Like other non-practitioners, packagers handle substances in-process. All in-process substances should be returned to the correct storage area at the termination of the workday if incomplete. And the processing area, boxes, tanks, vessels, bins and containers should be locked in an adequately secured area.
For ultimate security, packaging should take place in a limited-access area equipped with comprehensive surveillance. Employees responsible for surveillance must provide continuous oversight of the substance packaging area. Furthermore, access to the space can be limited physically with walls, partitions or restricted space signage.

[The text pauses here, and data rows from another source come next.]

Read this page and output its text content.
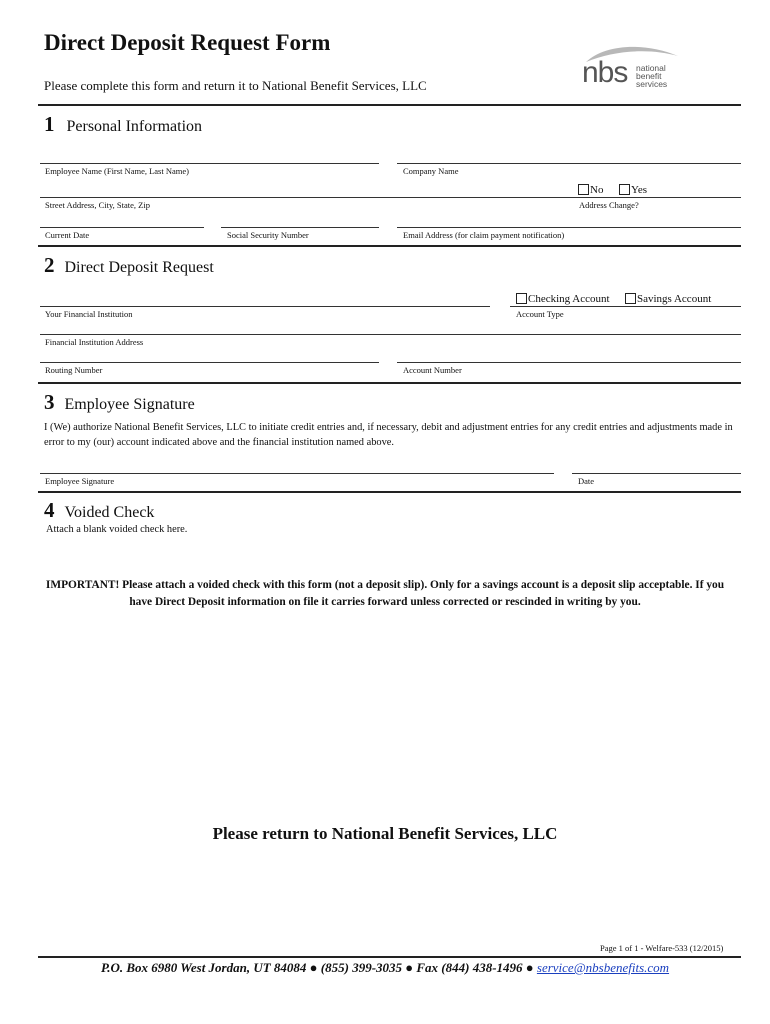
Direct Deposit Request Form
Please complete this form and return it to National Benefit Services, LLC	nbs national
benefit
services
1 Personal Information
Employee Name (First Name, Last Name)	Company Name
No	Yes
Street Address, City, State, Zip	Address Change?
Current Date	Social Security Number	Email Address (for claim payment notification)
2 Direct Deposit Request
Checking Account	Savings Account
Your Financial Institution	Account Type
Financial Institution Address
Routing Number	Account Number
3 Employee Signature
I (We) authorize National Benefit Services, LLC to initiate credit entries and, if necessary, debit and adjustment entries for any credit entries and adjustments made in error to my (our) account indicated above and the financial institution named above.
Employee Signature	Date
4 Voided Check
Attach a blank voided check here.
IMPORTANT! Please attach a voided check with this form (not a deposit slip). Only for a savings account is a deposit slip acceptable. If you have Direct Deposit information on file it carries forward unless corrected or rescinded in writing by you.
Please return to National Benefit Services, LLC
Page 1 of 1 - Welfare-533 (12/2015)
P.O. Box 6980 West Jordan, UT 84084 ● (855) 399-3035 ● Fax (844) 438-1496 ● service@nbsbenefits.com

And during packaging, only those employees necessary for operation should be allowed in controlled substance areas. Should a non-authorized person pass through the area, like a business guest or maintenance, an authorized employee must make adequate, written observation of the area.
Physical storage of small quantities of raw, bulk and finished materials – whether packaged or unpackaged -- differs based on the substance type. For proper storage of substances in all stages of packaging, packagers should select an Underwriters Lab (UL) listed burglary-resistant safe, steel cabinet or vault that can withstand:
- 30 man minutes against surreptitious entry
- 10 man minutes against forced entry
- 20 man hours against lock manipulation
- 20 man hours against radiological attack
Furthermore, for those weighing less than 750 pounds, safes or security containers should be bolted, strapped or secured to the floor or the wall. Depending on the quantity and type of substance being stored, an alarm system connected to police or other security agency is critical too.
Vaults must be equipped with an alarm system and, if operations require frequent access, a self-closing and self-locking day-gate. And no matter what security is in place, labelers should limit access to the controlled substance storage area to the minimum number of authorized employees.
Should a labeler store controlled substances in a public warehouse, select a facility, storage warehouse or terminal that meets the security requirements. It’s the responsibility of the registrant, not the warehouse, to keep substances secure.
The DEA evaluates security systems on both an element-by-element and overall basis. Each schedule requires differing operations; compounders are encouraged to consult their Field Division Office with questions.
While not required, additional packaging precautions are recommended. Securely wrapping and sealing packages containing controlled substances is encouraged. Plus, using unmarked or coded boxes or shipping containers helps protect against in-transit losses. Whether you are producing laser labels, prescription blanks, bags or other equipment related to DEA regulated controlled substance security, always remember that strict oversight is paramount.
A plan for reporting theft or loss of substances should be in place if the worst occurs. Within one business day of discovery of a theft or loss, the labeler should send written notification to the Field Division Office, including:
- the quantity lost
- the specific substance lost
- whether the incident corresponds with a specific person
- a pattern of losses (if any)
- if the specific controlled substances are candidates for diversion
- local trends or indicators
For all parties in pharmaceutical operations, safety is the ultimate goal. Packagers and Controlled Substance Labelers play an important part in ensuring that substances are properly handled and security requirements are being met. As always, consult your local DEA Agent to ensure you are in compliance with regulations.